Si è svolto questa mattina, presso il Dipartimento di Scienze Umanistiche dell’Università degli Studi di Catania il seminario intitolato “Crisi dell’informazione, giornalismo culturale e post-verità”. Inserito all’interno degli incontri dedicati ai dottorandi in Scienze dell’Interpretazione e in Scienze per il patrimonio e la produzione culturale, si è trattato, per giovani studiosi e docenti, di un importante momento di riflessione sulla contemporaneità.
Ad aprire la giornata è stato il professore Antonio Sichera, coordinatore del corso di dottorato in Scienze dell’interpretazione, che brevemente ha illustrato il tema dell’incontro e presentato il relatore della giornata. Ex direttore de Il Sole 24 ore e docente presso l’Università IULM, Salvatore Carrubba ha delineato un quadro puntuale ed esaustivo delle principali criticità che affliggono oggi il mondo dell’informazione e, in particolare, l’ambito del giornalismo culturale.
Fortemente in crisi e in conflitto con il mondo dei social network, il settore dell’editoria e dell’informazione, in Italia così come in Europa e negli Stati Uniti, ha rimesso in discussione i fondamenti, il ruolo e la funzione stessa dell’informazione: “La crisi dell’informazione – ha detto Carrubba – non è semplicemente una crisi di bilanci delle imprese editoriali. È una crisi che ha a che fare col modo in cui si fa informazione, con il modo in cui crediamo di fare informazione e, infine, con il modo in cui noi consideriamo l’informazione.”
Dopo aver illustrato alcuni dati sulle attuali tendenze del mondo dell’informazione nel nostro Paese, che registrano ad esempio un preoccupante calo del 40% in riferimento alla lettura dei giornali cartacei nel giro di cinque anni, il professore si è concentrato, più che sulla difficile convivenza tra carta stampata e digitale, sulla diffusione e sulla fruizione delle notizie attraverso i canali social (principalmente Facebook e Twitter) e sulle preoccupanti dinamiche che la regolano.
L’accesso all’informazione sul web avviene oggi attraverso quelle che vengono chiamate “fonti algoritmiche”. Nel caso di Facebook, è la piattaforma stessa a selezionare le notizie sulla base delle nostre tendenze, dei nostri profili e delle persone con le quali interagiamo. “Si tratta di un’informazione fortuita, casuale e filtrata – spiega Carrubba – che dà origine a quella che viene chiamata disintermediazione.

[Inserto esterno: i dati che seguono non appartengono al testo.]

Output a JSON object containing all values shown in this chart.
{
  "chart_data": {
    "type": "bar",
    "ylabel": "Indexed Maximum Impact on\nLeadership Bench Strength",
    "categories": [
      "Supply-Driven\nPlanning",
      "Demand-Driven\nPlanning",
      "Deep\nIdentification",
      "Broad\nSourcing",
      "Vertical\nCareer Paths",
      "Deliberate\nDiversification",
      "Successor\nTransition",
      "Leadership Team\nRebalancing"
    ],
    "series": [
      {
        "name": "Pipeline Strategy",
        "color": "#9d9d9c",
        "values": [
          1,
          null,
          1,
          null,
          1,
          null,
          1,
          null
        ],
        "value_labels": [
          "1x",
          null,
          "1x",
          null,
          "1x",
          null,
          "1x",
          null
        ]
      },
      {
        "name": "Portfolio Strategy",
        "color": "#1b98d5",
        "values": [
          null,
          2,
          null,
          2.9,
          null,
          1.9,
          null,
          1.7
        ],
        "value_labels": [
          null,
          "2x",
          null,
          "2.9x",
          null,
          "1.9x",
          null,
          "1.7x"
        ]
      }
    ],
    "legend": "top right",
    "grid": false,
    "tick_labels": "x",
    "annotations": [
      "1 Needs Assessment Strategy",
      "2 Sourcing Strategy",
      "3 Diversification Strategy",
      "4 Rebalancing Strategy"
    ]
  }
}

L’informazione non è più intermediata da persone che selezionano le notizie o da noi stessi che decidiamo quali notizie leggere, ma da un’intelligenza artificiale che non sappiamo bene come si muove”.

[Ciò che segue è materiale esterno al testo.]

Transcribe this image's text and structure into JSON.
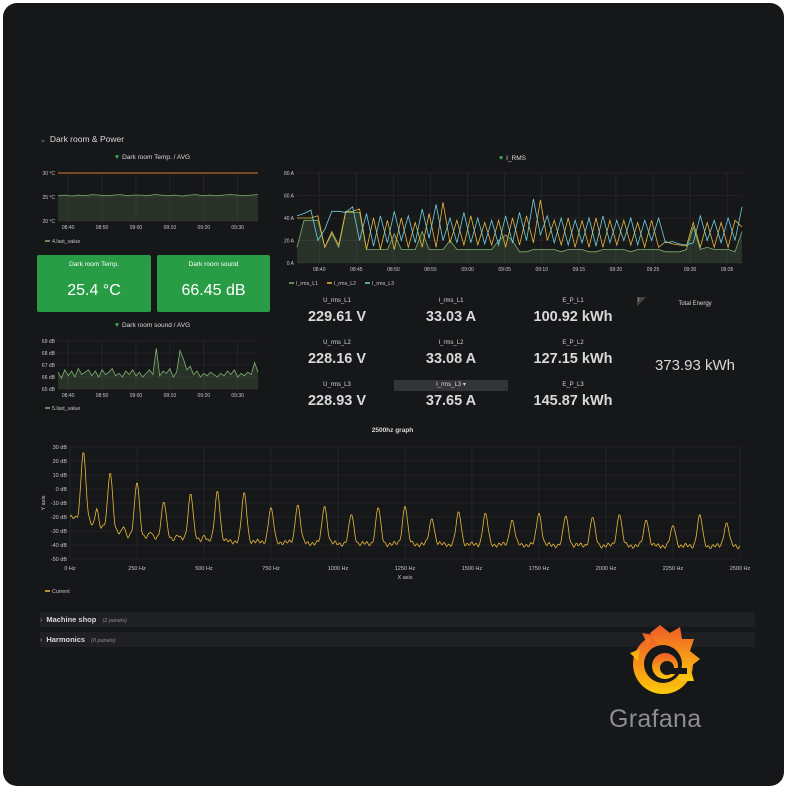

Si tratta evidentemente di un cambiamento epocale nell’informazione che è diventa meno democratica, meno critica e pluralista, motivo per il quale si perde il confronto con l’altro e si finisce per rinchiudersi in una bolla dove l’unico dialogo possibile è soltanto quello di chi la pensa come noi. “Questo – continua il professore – fa crescere un’altra tendenza che sta diventando sempre più significativa: la sfiducia delle competenze. Non si ha più fiducia nei politici, nei medici, nei fisici, ma soprattutto non si ha più fiducia nei giornalisti”.

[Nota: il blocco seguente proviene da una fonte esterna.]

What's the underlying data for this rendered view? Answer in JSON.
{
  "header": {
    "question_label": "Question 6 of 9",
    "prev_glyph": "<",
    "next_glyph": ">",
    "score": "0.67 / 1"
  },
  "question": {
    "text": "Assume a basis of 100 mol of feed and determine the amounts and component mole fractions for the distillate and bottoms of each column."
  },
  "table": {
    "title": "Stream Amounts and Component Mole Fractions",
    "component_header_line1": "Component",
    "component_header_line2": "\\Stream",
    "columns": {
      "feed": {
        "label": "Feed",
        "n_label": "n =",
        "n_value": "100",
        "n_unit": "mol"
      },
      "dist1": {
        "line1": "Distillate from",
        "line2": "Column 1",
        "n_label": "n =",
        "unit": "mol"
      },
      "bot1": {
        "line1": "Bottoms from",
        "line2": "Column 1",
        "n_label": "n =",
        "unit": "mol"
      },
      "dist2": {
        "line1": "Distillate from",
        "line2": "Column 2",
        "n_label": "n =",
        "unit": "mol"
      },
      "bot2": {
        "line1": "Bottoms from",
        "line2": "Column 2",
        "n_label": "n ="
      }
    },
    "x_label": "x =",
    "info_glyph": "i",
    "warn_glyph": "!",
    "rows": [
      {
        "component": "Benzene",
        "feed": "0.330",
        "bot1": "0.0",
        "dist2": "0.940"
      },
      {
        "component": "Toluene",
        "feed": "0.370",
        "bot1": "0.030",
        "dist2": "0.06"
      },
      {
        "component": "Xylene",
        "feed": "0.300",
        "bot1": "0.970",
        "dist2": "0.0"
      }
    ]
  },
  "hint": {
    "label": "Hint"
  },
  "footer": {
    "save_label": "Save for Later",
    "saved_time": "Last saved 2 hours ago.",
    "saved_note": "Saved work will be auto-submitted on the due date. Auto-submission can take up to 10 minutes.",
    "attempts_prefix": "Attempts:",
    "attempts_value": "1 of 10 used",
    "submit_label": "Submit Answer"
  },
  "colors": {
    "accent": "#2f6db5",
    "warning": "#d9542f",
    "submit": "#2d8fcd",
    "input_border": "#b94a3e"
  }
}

Carrubba tuttavia segnala anche alcune piccole inversioni di tendenza, come il tentativo di disciplinare tramite delle norme europee la politica dei social, limitando ad esempio la diffusione di fake news o dell’hate speech che, proprio a causa della casualità dell’algoritmo sulla base di interazioni e tempo speso sulle piattaforme, sembra ultimamente aver preso pericolosamente piede. Per ultimo, pare che, in particolar modo tra i giovani, il fact-checking stia diventando sempre più frequente.
Dopo un breve approfondimento sul giornalismo culturale che, oggi più che mai, ha bisogno di un forte rinnovamento, l’intervento ha infine lasciato spazio al dibattito dove, a partire dai numerosi spunti offerti dal’ex direttore de Il Sole 24 ore, studenti e docenti hanno avuto modo di discutere e di confrontarsi su diverse questioni: dall’importanza del pensiero critico alla democrazia rappresentativa, dai limiti e le possibilità del digitale all’Università come centro di formazione di cittadini liberi.